CHARLESTON, W.Va. — The City of Richwood in Nicholas County may or may not see two of its public schools rebuilt in the end, but the president of the West Virginia Board of Education said it’s a possibility BOE members and others want time to fully explore.

“I don’t know what the result will be,” Board President Tom Campbell said Wednesday.

Tom Campbell

On Tuesday, the state BOE voted 7-1 to reject the Nicholas County Board of Education’s initial proposal to consolidate five schools into one middle school and one high school in new facilities to be located near Summersville in the wake of the June 2016 Flood.

The vote came at end of a long, often emotional meeting in Charleston.

The affected schools include Richwood Middle School, Richwood High School and Summersville Middle School which were all destroyed in flooding nearly a year ago along with the undamaged Nicholas County High and the Nicholas County Career and Technical Center.

The Nicholas County Board of Education unanimously approved the consolidation plan earlier this year, but Campbell said there may be a better way with multiple other pathways to new schools.

He referred to a possible alternative plan for the potential rebuilding of Summersville Middle, Richwood High and Richwood Middle within their communities as “Plan B” during an appearance on Wednesday’s MetroNews “Talkline.”

The question, Campbell said, is this: Will “Plan B” work?

“Maybe ‘Plan B’ is looked at by the School Building Authority and by the Nicholas County Board and they come back and say, ‘It just won’t work.’ Then we probably don’t have much choice (to avoid consolidation), but the information we had was it really had not been explored,” he told Hoppy Kercheval.

A request to the Federal Emergency Management Agency for a six month extension, allowing time for additional review, is pending. The original deadline had been June 25.

FEMA will fund replacement schools for those that sustained extensive flood damage. “Plan B” would utilize FEMA funding in different ways.

“Dealing with FEMA is not a simple thing,” Campbell said. “The method that allows for the schools to stay in place is actually the same method Kanawha County is using.”

The schools flooded in Kanawha County last June were Clendenin Elementary School and Herbert Hoover High School.

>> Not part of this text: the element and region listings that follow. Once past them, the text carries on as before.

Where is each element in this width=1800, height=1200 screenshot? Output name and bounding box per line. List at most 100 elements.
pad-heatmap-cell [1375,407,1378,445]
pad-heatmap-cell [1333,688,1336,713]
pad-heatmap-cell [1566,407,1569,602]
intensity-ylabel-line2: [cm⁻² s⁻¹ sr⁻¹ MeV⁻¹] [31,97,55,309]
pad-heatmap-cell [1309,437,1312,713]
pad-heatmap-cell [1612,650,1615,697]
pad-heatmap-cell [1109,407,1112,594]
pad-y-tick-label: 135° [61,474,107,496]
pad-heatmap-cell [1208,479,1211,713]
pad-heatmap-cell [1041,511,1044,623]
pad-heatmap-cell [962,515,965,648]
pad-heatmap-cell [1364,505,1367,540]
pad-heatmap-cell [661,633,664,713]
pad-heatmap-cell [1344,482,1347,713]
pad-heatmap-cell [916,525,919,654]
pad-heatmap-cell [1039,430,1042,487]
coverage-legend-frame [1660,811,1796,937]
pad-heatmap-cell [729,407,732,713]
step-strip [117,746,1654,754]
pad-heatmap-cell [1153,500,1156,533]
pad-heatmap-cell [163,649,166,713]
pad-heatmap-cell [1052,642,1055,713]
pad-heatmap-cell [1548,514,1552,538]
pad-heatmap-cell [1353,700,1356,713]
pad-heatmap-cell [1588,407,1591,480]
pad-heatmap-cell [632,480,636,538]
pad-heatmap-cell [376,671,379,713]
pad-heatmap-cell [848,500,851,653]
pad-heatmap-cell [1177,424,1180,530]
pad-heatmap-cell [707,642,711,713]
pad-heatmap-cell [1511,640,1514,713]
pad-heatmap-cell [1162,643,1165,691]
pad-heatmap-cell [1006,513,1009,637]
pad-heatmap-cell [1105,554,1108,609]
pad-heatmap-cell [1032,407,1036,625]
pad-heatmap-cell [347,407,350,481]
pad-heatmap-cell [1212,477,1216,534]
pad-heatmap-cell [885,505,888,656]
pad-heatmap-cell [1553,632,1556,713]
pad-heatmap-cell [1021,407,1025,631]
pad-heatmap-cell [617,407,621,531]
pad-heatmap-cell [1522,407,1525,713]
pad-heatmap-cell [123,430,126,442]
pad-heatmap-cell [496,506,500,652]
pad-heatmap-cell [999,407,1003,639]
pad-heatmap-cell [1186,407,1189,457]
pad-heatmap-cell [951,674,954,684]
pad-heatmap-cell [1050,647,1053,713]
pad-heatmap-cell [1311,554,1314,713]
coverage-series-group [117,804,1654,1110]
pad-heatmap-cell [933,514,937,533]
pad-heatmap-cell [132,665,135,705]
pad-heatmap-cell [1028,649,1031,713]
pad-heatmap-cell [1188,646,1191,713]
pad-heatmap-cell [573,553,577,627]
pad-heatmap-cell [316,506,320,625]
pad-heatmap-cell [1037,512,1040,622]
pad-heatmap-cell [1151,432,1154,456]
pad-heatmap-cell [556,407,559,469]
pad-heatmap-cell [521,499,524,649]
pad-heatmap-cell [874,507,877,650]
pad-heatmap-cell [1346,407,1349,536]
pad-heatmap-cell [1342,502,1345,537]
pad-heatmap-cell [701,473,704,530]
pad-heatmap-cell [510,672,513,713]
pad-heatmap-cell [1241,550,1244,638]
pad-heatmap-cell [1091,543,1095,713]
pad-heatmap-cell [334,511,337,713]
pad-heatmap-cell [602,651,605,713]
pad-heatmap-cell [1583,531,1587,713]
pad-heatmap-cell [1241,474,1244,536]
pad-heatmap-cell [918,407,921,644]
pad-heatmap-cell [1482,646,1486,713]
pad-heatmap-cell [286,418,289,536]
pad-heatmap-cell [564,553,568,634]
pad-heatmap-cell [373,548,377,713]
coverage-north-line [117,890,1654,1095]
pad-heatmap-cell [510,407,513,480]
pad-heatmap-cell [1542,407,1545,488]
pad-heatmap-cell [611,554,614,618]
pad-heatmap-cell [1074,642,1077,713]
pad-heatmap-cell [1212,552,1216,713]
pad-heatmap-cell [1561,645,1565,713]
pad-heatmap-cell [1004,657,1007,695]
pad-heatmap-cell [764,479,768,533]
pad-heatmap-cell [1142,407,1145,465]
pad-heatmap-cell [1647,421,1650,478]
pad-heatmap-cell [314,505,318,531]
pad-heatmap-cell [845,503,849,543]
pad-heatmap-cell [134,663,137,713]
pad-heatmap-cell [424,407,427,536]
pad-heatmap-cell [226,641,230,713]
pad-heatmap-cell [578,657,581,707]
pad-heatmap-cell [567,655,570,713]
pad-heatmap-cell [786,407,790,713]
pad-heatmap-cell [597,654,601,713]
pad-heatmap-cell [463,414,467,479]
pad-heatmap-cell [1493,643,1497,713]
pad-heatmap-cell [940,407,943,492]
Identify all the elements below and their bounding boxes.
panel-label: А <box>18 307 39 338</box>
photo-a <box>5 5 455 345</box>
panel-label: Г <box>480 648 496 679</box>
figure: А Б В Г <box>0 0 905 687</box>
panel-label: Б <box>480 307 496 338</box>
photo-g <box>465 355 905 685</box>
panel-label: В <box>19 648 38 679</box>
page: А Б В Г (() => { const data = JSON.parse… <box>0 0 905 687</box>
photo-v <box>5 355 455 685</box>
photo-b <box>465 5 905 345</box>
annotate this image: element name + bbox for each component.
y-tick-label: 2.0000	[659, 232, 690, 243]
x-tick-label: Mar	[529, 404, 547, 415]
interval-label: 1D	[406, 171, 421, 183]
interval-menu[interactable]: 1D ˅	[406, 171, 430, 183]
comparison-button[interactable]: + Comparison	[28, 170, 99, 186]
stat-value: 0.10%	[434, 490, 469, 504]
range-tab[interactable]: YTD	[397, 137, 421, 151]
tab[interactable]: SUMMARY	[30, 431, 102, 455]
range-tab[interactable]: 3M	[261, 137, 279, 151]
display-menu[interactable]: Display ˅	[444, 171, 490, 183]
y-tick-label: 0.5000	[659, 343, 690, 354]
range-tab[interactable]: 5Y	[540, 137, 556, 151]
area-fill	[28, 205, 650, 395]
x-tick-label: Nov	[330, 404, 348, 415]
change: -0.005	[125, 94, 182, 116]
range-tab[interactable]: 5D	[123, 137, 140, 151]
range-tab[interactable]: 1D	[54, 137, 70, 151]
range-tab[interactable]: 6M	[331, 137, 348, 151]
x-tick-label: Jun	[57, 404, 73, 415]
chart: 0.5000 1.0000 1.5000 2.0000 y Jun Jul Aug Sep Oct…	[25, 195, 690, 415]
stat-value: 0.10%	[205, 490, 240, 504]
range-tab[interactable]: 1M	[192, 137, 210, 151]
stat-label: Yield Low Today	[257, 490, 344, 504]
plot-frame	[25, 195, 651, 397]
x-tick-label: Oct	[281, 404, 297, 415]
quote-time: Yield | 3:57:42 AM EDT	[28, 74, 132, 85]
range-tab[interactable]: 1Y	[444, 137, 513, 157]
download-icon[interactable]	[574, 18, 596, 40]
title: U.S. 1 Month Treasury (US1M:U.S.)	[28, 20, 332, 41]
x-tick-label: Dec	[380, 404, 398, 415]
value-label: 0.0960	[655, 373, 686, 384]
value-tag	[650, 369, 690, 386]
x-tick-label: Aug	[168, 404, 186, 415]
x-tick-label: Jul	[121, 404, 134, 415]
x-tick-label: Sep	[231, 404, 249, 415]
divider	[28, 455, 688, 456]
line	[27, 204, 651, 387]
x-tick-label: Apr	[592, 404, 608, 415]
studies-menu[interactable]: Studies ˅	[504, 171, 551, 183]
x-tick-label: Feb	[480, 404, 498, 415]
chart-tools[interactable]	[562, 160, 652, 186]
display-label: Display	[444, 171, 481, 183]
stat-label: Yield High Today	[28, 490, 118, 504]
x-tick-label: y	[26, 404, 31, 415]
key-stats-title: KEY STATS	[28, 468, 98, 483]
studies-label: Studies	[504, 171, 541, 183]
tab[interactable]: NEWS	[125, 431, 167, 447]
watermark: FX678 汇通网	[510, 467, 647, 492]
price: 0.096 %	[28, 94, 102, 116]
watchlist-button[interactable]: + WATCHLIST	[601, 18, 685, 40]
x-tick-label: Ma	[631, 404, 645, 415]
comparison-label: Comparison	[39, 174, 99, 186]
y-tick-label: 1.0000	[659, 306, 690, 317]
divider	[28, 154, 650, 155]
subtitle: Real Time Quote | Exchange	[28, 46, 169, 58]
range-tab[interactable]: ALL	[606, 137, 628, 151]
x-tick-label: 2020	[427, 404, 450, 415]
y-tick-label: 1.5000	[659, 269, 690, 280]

Members of the Nicholas County Board of Education have argued that, beyond flood damage, declining student enrollment during the past 25 years is a major consideration for consolidation.

“Our philosophy in West Virginia, for a long time, has been if we can consolidate, we do it. I mean, that’s just it. That’s our culture,” Campbell said in response to that argument.

“I’m going to defend the Nicholas County Board to a great degree (for their initial proposal). I think they did what we’ve always done over the last three decades. I do not fault the Nicholas County Board.”

Going forward, Campbell said the state BOE will be looking at the underlying reasons for the initial consolidation proposal along with the pros and cons of large-scale rural consolidation.

A special meeting for the Nicholas County Board of Education was scheduled for 7 p.m. Wednesday in Summersville.